Mobile devices, possibly powered by off-grid electricity supply, may tap into sophisticated data from satellites and advanced sensors. Many devices may also be used as sensors or reporting tools and themselves able to improve early warning systems and provide critical information about an ongoing extreme weather event. Such technologies are paving the way for new safety nets such as weather-indexed crop insurance.
Make a solution good business: As we have said, there are many solutions out there, some more fanciful than others. For many it is too early to say whether they will survive real-world deployment and deliver what they promise. Economic feasibility is in many cases of crucial importance.
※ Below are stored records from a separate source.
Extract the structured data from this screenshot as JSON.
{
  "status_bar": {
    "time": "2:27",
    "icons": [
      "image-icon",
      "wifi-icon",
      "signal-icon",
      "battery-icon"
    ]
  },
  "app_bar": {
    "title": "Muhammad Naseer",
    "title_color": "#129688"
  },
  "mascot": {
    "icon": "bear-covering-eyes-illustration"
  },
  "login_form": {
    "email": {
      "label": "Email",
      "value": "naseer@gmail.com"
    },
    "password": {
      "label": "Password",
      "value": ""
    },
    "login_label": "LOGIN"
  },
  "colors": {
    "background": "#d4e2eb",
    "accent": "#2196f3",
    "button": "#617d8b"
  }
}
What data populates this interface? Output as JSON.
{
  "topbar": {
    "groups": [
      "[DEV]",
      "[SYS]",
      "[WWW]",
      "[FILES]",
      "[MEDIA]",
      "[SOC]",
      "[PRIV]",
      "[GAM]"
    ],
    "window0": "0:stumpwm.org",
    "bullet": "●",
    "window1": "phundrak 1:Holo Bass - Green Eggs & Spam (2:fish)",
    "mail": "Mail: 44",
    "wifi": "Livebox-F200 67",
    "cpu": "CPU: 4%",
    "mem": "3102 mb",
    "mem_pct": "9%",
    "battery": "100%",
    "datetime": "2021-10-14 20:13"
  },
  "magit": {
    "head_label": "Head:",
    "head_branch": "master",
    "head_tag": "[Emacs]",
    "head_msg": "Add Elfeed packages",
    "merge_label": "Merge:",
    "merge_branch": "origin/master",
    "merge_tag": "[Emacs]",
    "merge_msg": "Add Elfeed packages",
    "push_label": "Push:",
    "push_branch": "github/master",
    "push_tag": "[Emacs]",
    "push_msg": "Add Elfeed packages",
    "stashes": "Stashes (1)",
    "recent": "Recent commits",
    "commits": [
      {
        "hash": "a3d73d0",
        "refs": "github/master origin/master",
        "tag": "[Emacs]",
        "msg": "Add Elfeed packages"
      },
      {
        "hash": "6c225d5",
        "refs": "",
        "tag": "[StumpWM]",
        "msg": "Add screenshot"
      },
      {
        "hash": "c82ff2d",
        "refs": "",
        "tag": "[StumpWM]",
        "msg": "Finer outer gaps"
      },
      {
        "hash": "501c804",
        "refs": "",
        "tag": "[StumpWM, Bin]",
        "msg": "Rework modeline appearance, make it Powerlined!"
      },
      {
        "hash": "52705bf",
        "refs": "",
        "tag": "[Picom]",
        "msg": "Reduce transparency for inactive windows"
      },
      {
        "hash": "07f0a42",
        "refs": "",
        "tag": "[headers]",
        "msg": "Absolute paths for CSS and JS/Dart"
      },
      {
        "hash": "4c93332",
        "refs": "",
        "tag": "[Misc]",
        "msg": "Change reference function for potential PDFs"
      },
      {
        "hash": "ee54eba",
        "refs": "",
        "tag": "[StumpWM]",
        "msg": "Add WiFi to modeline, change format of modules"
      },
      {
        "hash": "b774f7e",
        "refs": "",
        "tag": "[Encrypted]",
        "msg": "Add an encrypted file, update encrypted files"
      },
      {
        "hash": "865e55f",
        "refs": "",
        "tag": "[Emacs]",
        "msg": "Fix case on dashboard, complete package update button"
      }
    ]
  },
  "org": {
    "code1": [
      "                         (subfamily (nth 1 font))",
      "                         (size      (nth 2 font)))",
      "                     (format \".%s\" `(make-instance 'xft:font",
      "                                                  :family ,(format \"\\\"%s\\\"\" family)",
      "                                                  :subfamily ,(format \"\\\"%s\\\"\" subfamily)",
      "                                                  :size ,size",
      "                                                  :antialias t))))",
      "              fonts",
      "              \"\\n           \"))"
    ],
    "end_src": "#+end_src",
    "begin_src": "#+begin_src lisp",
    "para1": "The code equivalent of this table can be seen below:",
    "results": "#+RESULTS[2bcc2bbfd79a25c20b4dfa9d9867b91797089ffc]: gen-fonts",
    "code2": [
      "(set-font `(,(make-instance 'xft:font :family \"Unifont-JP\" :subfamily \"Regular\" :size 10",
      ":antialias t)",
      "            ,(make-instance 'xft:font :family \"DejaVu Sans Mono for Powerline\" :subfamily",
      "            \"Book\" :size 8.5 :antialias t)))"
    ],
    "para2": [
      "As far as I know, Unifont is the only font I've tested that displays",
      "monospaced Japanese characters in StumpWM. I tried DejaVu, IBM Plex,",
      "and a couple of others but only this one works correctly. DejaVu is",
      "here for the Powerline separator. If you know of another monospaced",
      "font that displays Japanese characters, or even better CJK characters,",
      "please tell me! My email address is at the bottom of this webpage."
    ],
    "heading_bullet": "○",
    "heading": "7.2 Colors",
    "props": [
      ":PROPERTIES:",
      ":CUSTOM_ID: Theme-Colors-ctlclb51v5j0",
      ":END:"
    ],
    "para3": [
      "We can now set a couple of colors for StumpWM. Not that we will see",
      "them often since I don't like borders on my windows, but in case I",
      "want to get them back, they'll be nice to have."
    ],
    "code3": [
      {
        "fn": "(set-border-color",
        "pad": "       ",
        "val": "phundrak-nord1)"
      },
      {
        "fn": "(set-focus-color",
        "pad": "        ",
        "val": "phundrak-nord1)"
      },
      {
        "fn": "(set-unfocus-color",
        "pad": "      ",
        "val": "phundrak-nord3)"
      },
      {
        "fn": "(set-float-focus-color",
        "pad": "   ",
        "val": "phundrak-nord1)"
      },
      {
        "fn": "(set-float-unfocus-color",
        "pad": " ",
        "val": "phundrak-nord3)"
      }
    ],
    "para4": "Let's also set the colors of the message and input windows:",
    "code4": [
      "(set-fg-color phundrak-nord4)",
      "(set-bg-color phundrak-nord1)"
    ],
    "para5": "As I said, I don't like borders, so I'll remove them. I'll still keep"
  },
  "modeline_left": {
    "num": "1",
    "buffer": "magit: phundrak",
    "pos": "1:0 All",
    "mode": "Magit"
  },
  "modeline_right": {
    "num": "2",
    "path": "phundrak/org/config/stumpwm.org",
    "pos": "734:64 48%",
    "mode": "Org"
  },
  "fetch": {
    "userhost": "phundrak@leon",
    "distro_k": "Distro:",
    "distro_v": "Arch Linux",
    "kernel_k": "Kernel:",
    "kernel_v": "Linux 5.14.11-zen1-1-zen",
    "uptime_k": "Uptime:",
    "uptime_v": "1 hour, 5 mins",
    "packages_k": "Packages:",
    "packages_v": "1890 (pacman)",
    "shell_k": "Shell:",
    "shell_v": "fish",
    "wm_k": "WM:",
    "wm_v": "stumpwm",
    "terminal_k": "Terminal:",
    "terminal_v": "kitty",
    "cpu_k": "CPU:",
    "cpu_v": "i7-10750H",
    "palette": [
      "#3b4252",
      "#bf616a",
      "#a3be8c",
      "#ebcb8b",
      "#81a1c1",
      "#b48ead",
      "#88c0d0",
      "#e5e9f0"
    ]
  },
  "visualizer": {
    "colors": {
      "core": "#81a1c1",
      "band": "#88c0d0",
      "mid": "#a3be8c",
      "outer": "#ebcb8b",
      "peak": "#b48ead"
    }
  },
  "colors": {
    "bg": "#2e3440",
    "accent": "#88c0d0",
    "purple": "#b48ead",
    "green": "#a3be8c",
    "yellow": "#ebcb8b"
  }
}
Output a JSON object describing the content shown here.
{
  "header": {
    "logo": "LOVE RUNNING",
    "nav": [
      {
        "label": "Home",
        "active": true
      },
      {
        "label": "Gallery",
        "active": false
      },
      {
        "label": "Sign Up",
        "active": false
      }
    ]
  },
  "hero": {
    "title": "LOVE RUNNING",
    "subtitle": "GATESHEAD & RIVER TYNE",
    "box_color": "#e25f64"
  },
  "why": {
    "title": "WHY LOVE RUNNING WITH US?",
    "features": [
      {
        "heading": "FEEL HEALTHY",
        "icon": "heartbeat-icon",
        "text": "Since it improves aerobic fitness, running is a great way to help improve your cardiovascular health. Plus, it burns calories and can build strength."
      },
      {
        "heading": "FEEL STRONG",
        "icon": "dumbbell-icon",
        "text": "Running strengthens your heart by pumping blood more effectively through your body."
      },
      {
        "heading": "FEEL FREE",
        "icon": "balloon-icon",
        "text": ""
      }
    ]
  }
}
If a technology solves a critical issue, and maybe even lowers greenhouse gas emissions, but also makes good business sense, then deployment can be fast and widespread.
One emerging technology area that we will continue to watch closely is the advanced technologies promising to optimize farming. These include drones, self-driven equipment, artificial intelligence and others grouped under the term precision agriculture.
Innovation patents for adaptation technologies concentrated in few developed countries: So where does all this innovation and technology come from? Patent analyses indicate that it originates in a few developed countries and that innovation transfer is modest and far below the level of mitigation technologies. This could lead to a discrepancy between where technologies are developed and where they are needed most. But patents do not always reflect innovation on the ground. Adaptation technologies from developing countries seem to be far less visible. This may be because they are simpler, less commercially oriented and developed with a local context in mind. However, such solutions may be exactly what is needed in many other places. Therefore there may be a need for a stronger exposure of adaptation technologies from developing countries.
The innovation ecosystem enables technology receivers to adopt and adapt technologies to their specific context
Support the innovation ecosystem: Innovation ecosystem is a convenient term under which to group all the many factors that make it possible for an inventor to develop, finance, publicize, market, protect and benefit from an innovation. The innovation ecosystem, or rather the many factors that lie behind it, benefits not only technological development. It also enables technology receivers to adopt and adapt technologies to their specific context.
Intellectual property right is an important factor here. And patent systems generate an enormous amount of publicly available technology information. This information enables authorized use of inventions in countries where a patent has been granted, free use in countries where a patent has not been granted, and further development into new patentable inventions.
Climate change adaptation is global: Finally, it is important to keep in mind that climate change adaptation is not solely a developing country phenomenon. Neither is it limited to civil society nor the private or public sector. Instead it needs strong involvement from every stakeholder. Every country faces a serious challenge from climate change. But developing countries are often more vulnerable than others, either because of they lack a strong foundation for implementing adaptation measures, or because they are most exposed to impacts, which is the case for some small island states. Access to adaptation solutions may also be highly unequal. Gender, education, social status, ethnicity and poverty are among the many factors that may present barriers to obtaining and deploying solutions.
The very complexity and diversity of adaptation means that communities have to be prepared for more than just increasingly frequent floods and hotter weather. There are many other disruptions, some hard to predict. To a large extent, being adaptation-capable means being part of a community that has the resources, power, institutions, capability and knowledge to act, develop and adapt.